Luton and Dunstable University Hospital, England
Title: Fascia iliaca compartment block: A nurse-led initiative for preoperative pain management in patients with a fractured neck of femur
Adrianne Randall has qualified as a Registered General Nurse in New Zealand in 1977 and has specialized in Accident and Emergency Nursing. In 2005, she joined the Pain Team in a part time capacity and soon after obtained a BA using the development of the “Fascia iliaca compartment block: a nurse-led service” as the basis for her dissertation and consequent publication. She continues to work in both Anesthetics and Pain Management, having recently completed the Non-medical Prescribing Course and is currently developing the role of Nurse Sedationist.

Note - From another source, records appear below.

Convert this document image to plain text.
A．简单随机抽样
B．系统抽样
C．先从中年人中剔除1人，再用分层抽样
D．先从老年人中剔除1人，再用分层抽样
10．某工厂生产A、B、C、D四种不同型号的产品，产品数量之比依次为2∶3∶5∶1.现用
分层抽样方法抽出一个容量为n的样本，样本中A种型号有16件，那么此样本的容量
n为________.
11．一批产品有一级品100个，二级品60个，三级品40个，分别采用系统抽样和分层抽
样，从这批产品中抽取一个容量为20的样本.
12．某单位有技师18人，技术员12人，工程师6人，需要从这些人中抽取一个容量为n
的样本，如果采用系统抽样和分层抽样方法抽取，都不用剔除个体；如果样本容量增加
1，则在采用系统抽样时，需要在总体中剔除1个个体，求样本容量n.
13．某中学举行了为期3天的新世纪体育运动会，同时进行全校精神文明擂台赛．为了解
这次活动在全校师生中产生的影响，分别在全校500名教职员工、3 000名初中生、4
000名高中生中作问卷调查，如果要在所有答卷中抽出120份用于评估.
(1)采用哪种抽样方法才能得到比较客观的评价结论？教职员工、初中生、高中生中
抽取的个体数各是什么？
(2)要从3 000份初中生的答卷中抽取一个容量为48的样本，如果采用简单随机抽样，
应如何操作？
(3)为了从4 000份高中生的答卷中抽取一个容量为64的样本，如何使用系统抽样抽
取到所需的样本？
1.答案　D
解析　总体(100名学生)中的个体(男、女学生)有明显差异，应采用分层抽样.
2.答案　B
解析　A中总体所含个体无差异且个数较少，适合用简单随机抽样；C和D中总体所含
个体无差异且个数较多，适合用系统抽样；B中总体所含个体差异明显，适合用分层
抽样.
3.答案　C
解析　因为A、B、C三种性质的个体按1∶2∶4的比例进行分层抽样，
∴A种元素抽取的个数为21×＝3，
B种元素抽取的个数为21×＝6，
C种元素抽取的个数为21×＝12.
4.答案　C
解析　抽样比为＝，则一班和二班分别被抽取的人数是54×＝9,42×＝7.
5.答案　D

Having investigated the efficacy, feasibility, safety and cost complications of using the little known “fascia iliaca compartment block” as a method of pain relief, the Pain Management Team at the Luton and Dunstable Hospital pioneered a nurse-led service, providing effective long acting pain relief in the preoperative period, for patients who had sustained a fractured neck of femur, consequently improving their quality of life by reducing pain and the additional complications such as chest infection, pressures sored and deep vein thrombosis, due to a lack of mobility whilst awaiting surgery. Fractured neck of femur is a serious and costly injury affecting mainly elderly population, which causes considerable pain when untreated or undertreated. The fascia iliaca compartment block for pain relief, provides an additional margin of safety because the needle is inserted distally to the femoral neurovascular bundle. It was therefore felt that nonmedical personnel could be taught to perform the block, enabling more patients to benefit from improved pain management and a reduction in the concurrent use of systemic opioids, thereby decreasing the incidence of opioid induced confusion in the target group and facilitating better nursing care. Specialist nurses were given the requisite training in patient selection, consent, performing the block and the management of possible complications.